The guys look at each other, confused.

“The company I wrestle for. Brawlers On a Budget. By some evil booker’s design, you represent me in the tourney. So our fates are linked. If I succeed, you succeed, if I succeed, you succeed. So we’ve got two choices here. One, we can bribe somebody. Or two, you boys can play your hearts out every night, also winning every night, and you’ll get a huge treat at the victory party.”

She looks around at all the players.

“Let’s face it, I’m a hottie. There is not one guy in this room who wouldn’t want to see me naked. I will make that dream come true for all of you. But for the MVP. If you even have one, since I don’t follow this sport at all.
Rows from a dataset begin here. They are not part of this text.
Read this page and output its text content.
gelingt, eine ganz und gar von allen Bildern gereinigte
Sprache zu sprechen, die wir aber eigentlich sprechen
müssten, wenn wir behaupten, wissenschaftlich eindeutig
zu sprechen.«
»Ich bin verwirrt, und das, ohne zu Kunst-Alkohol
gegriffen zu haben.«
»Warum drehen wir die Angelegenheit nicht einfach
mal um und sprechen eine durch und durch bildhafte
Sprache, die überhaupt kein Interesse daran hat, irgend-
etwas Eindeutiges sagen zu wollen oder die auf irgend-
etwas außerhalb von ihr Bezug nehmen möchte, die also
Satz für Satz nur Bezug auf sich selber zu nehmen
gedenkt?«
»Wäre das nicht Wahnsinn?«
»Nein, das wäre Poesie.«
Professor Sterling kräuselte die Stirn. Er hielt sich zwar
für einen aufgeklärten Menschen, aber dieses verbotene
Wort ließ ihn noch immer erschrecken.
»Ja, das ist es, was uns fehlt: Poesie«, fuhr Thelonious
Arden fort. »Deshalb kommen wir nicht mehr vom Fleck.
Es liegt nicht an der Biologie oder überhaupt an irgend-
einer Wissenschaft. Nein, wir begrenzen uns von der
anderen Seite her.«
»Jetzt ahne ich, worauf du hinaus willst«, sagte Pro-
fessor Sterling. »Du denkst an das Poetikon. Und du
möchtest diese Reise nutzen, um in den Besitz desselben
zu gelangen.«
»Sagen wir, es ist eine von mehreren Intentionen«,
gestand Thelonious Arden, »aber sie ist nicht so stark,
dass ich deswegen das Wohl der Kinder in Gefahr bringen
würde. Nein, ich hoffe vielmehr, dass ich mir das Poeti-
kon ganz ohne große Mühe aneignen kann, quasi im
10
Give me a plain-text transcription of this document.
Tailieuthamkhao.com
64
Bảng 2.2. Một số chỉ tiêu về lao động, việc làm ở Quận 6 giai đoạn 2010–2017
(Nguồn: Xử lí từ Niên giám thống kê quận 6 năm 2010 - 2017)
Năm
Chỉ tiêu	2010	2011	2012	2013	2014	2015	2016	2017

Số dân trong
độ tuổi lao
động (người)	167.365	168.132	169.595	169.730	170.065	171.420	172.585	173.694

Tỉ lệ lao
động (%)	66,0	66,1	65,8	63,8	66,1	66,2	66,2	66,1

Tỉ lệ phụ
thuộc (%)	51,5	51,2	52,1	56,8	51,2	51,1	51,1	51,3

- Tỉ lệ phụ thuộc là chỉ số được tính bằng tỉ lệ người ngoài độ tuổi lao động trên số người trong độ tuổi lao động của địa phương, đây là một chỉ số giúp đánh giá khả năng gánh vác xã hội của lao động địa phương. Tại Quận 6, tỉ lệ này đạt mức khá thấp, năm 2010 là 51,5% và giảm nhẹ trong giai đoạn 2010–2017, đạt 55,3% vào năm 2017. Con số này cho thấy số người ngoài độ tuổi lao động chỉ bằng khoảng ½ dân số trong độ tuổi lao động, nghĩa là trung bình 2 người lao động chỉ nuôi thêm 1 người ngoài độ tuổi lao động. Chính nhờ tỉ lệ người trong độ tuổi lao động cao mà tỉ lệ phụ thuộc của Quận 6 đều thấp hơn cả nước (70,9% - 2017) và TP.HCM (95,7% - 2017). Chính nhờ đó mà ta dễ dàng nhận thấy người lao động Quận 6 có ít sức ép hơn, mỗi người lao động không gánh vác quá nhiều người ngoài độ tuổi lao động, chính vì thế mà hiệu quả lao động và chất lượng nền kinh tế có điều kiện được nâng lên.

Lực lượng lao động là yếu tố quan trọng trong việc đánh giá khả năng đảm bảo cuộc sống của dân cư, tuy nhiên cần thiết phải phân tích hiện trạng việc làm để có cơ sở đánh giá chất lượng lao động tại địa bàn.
But for the MVP, after everyone sees me naked, I will give the MVP treatment in the bedroom.”

There is a reaction of excitement mixed with disbelief from the boys. Someone loudly says he’d be all up into that action.

“So yeah, fight for national recognition, that’s all good and stuff. But if you want a real prize, you’re looking at it.”

The boys roar and jump up and down.

“Now go out there and practice!”

The start to run out of the room.

“Be safe!”

The boys file out to practice on the court, leaving Sarah alone. She smiles. Then she looks at the camera.

“What? I’m a golddigger, I guess. But I love my Swiss Army Title. I want to OWTTM too! I deserve it. Anyone as pretty as me should have pretty gold things. Well, all I can say is go TEAM!”